Tobacco TobaccoManiac Meat
6.3 / 10
- Artista: Tobacco,
It is clear that geographical positions mark people in the same way that one is, arguably, affected by the position of the planets at the time of birth. In my search to find a contextual justification for Tobacco’s sound, I’ve learned a lot about the state of Pennsylvania. This man, about whom little is known, other than that his name is Tom Fec, he’s originally from Pittsburgh, and he began his musical career leading the band Black Moth Super Rainbow. That’s where he learned to manipulate sound (always faithful to the analogue dogma) and shape a hybrid of foggy pop and cold psychedelics. Before going on about Mr. Tobacco, let’s go back to Pennsylvania: the founding state of the Coca-Cola nation, bathed by navigable rivers, with large agricultural operations, and covered by leafy Atlantic forests, that place is, along with Iowa, home to many Amish communities of North America. I had some very sectarian and orthodox ideas that these people ride in carts, don’t know what wi-fi is, and dress like they’re in Little House on the Prairie. However, the Anabaptists (the Amish are part of this group) are people who wait until adulthood before acceptance of their faith is required. Before that, in adolescence, they tell the kids, “Go, discover the world around you, and if you like it, don’t get baptised.” They may have grown up without electricity, but I’ll be waiting til Hell freezes over before the Vatican consents to me renouncing my faith…
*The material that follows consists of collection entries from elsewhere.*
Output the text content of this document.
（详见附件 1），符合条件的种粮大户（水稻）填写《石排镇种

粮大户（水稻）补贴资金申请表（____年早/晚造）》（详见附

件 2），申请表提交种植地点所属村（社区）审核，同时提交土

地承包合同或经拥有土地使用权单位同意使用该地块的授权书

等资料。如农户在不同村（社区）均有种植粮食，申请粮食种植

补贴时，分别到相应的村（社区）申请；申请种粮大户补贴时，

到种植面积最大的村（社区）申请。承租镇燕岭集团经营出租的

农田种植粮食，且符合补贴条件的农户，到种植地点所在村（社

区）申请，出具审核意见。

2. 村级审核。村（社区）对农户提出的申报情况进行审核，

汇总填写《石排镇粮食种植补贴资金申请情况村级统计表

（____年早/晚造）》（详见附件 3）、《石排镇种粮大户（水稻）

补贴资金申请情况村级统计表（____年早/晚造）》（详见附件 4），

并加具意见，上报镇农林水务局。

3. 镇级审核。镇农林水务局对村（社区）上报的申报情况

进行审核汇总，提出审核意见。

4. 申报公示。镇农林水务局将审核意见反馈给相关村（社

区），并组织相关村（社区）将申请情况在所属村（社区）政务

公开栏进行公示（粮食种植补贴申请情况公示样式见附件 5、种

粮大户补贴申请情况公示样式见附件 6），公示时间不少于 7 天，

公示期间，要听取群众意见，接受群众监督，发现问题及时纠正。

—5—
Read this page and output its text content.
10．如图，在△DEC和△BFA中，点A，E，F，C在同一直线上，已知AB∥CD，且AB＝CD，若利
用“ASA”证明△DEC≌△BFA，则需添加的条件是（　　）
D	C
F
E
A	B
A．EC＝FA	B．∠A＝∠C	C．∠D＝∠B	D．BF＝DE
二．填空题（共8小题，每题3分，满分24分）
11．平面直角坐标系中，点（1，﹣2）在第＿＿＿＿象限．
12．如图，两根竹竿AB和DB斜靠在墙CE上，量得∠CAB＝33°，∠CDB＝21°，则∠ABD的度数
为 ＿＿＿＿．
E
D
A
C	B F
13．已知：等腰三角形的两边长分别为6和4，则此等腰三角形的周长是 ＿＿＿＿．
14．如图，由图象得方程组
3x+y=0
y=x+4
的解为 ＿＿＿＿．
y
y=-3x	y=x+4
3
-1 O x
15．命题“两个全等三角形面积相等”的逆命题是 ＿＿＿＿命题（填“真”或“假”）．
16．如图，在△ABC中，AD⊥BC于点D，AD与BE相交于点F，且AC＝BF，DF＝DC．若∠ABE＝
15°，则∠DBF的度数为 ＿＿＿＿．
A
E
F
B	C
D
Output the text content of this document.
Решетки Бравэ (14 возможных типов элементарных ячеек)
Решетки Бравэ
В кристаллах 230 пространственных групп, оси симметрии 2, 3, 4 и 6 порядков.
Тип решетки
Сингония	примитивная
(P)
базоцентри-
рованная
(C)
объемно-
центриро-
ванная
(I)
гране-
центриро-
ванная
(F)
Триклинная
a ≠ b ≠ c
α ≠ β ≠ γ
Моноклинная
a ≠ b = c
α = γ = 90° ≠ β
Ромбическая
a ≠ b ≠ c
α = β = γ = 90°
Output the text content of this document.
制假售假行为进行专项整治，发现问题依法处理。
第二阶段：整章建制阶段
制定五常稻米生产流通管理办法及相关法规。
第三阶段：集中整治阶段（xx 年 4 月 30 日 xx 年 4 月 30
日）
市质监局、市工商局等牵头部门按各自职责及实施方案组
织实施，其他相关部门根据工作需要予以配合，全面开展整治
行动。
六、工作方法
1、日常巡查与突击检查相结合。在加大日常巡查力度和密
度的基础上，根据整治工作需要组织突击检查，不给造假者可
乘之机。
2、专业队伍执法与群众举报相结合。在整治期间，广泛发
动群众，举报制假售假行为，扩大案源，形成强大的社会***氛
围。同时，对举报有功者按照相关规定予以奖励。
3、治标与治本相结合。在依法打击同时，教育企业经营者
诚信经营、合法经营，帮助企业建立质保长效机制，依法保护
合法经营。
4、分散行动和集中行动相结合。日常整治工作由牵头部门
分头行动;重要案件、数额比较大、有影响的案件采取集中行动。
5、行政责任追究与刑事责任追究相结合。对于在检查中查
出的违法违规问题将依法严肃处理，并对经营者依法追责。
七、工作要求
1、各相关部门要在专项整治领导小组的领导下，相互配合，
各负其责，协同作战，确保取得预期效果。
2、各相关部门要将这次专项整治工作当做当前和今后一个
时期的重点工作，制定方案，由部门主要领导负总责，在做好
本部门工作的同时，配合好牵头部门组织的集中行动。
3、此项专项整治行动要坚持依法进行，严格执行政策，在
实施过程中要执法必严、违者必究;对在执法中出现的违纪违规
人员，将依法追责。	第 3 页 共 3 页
Another foundation of the Amish doctrine, apart from this rejection of technology that has made them famous, is pacifism. While everyone on the planet is beating each other up to dominate natural resources in order to squeeze all they can from them, these people don’t even obligate their children to adopt their religion. Right now, these people seem fucking great to me. And what does all of this have to do with “Maniac Meat”? Well, this album, like Tobacco ’s first ( “Allegheny White Fish” half counts as an album because it came from rescuing these cassettes that we’ve treasured since adolescence more for affection than for their real value), possesses something Amish about its sound and shape, analogue veneration as a form of rejection of technology in the midst of the digital era, and something similar to pacifism. The sound catches your attention because its textures overwhelm, stun, and disconcert, but never by shocking the senses, appealing to abrupt peaks of intensity or crests of volume. There is something pacifically linear in a record where synonyms for “exacerbated” have no place. It reminds me a lot of the feeling of standing in front of an area of immense natural beauty which transmits a majestic peace that’s nothing if not moving. That must be just what the leafy forests of Pennsylvania speak to people.
Of course, all of this can be extrapolated to the BMSR sound, and here’s where we run into trouble. The sound that the man with the basketball head has achieved is as genuine as the man from the Marlboro advertisement, but it is always the same. And although he might have wanted to mark the difference between his band and his solo project with a different style –BMSR was more indie pop, Tobacco has more to do with hip hop– the crunchy, turbulent, cloudy textures weigh more than the structures and basses (not even Beck’s presence in “ Fresh Hex” and “ Grape Aerosmith” manage to bring a warm ray of sunlight to the album). This may be why, to my ears, the most valuable thing about the album is to be found where the drums and boxes are closest to the hip hop formula, like in “ Stretch Your Face” or “ Nuclear Waste Aerobics”. If they aren’t drums and boxes, they’re lines of synthesisers we find on “ Six Royal Vipers”, which serve as a nod to the current “beat-electronic” scene, bringing the result back again to the hip hop scene. There is much that is praiseworthy in this album that reminds one of Beck and his “Loser”; and those aren’t necessarily the songs that the Californian has worked on. The lazy, teasing cadence of “ Motorlicker” or “ Overheater” are a clear example. It’s a shame, it must be said, that this latter song doesn’t last three minutes longer, as the continuum of white noise crossed with that particular rhythm makes you turn your thumb upwards without even thinking about it, as on “ Sweatmother”. So in spite of being a defender of noise, Tobacco finds that, often, his best ally is simplicity.